Synthesis and Processing of Near Infrared—Activated Vitrimer Nanocomposite Films Modified with β-Hydroxyester-Functionalized Multi-Walled Carbon Nanotubes

Abstract

Films of a vitrimer based on the reaction between diglycidylether of bisphenol A and glutaric acid in the presence of 1-methylimidazole were processed using a solvent-based technique. The curing schedule was divided into two steps: first, a soluble linear polymer was formed through the reaction of the diacid and the diepoxide, and then the crosslinking was induced at a higher temperature via transesterification reactions. This epoxy–acid vitrimer was modified with multi-walled carbon nanotubes (MWCNTs) functionalized with β-hydroxyesters, produced by a robust and straightforward strategy based on a two-phase reaction between oxidized MWCNTs and phenylglycidylether. Nanocomposite vitrimer films were obtained by drop casting a dispersion of the functionalized MWCNTs in the linear polymer/cyclohexanone solution, followed by a thermal treatment.
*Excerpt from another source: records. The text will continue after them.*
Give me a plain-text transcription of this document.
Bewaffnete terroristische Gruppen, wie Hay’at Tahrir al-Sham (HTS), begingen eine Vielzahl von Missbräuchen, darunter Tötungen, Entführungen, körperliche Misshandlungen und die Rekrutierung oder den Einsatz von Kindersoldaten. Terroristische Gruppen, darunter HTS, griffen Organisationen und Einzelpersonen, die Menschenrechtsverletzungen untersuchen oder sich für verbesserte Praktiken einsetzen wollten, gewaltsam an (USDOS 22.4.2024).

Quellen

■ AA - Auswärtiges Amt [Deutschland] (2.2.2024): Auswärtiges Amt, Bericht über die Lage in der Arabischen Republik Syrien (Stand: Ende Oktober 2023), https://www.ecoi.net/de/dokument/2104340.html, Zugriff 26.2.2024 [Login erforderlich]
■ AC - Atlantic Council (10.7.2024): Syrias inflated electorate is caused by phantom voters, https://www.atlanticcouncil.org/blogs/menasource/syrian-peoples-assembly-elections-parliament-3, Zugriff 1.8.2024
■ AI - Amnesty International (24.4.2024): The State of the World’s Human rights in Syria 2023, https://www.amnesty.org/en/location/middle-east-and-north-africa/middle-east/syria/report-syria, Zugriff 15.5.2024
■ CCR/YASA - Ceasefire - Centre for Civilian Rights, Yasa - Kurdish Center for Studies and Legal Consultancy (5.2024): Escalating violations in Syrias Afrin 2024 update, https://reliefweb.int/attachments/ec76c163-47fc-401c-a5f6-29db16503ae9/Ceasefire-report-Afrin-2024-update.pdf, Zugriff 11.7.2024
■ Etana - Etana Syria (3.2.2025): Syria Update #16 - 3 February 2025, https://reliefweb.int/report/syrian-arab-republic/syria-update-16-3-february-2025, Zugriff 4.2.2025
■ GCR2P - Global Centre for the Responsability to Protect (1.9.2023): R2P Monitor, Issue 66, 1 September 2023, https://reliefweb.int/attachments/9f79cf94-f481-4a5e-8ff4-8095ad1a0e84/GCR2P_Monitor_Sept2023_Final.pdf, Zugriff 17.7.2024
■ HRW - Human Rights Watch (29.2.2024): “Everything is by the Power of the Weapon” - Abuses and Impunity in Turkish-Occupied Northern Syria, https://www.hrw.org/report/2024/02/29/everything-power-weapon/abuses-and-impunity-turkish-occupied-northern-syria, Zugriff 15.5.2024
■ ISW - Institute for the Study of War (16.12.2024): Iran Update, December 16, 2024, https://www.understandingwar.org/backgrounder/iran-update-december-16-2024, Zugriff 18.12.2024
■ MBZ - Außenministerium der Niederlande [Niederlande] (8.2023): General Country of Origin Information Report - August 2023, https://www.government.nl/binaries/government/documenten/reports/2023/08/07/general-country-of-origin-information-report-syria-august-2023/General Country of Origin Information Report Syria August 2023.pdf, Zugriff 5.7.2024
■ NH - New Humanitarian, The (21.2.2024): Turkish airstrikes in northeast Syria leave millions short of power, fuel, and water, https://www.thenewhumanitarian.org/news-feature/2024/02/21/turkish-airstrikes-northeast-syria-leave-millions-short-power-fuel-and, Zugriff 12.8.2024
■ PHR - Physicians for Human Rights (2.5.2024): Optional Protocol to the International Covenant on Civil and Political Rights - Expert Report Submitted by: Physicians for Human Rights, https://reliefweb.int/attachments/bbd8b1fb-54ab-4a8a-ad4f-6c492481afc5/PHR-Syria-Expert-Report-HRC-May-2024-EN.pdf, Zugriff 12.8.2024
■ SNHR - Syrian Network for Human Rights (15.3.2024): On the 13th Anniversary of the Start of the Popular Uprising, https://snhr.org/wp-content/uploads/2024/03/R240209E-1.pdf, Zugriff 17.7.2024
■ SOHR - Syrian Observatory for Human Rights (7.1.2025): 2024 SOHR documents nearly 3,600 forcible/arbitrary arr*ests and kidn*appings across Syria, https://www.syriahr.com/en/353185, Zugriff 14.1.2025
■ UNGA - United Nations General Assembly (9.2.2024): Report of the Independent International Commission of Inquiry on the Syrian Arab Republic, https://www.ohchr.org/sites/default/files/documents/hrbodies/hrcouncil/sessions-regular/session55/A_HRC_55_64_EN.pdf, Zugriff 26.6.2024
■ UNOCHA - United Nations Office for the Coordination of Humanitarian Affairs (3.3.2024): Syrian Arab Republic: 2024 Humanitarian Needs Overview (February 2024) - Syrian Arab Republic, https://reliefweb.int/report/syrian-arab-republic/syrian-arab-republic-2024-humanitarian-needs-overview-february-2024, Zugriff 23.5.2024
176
A high degree of dispersion of the carbon nanostructures was attained thanks to the β-hydroxyester functionalization when compared with oxidized MWCNTs. Nanocomposite films showed a significant photothermal effect (reaching 200 ◦C or above in 30 s) upon NIR light irradiation (850 nm) from a single LED (500 mW/cm2 ). The released heat was used to activate the shape memory effect and weld and heal the vitrimer matrix, proving the success of this easy strategy for the generation of remotely activated carbon-based vitrimer nanocomposites.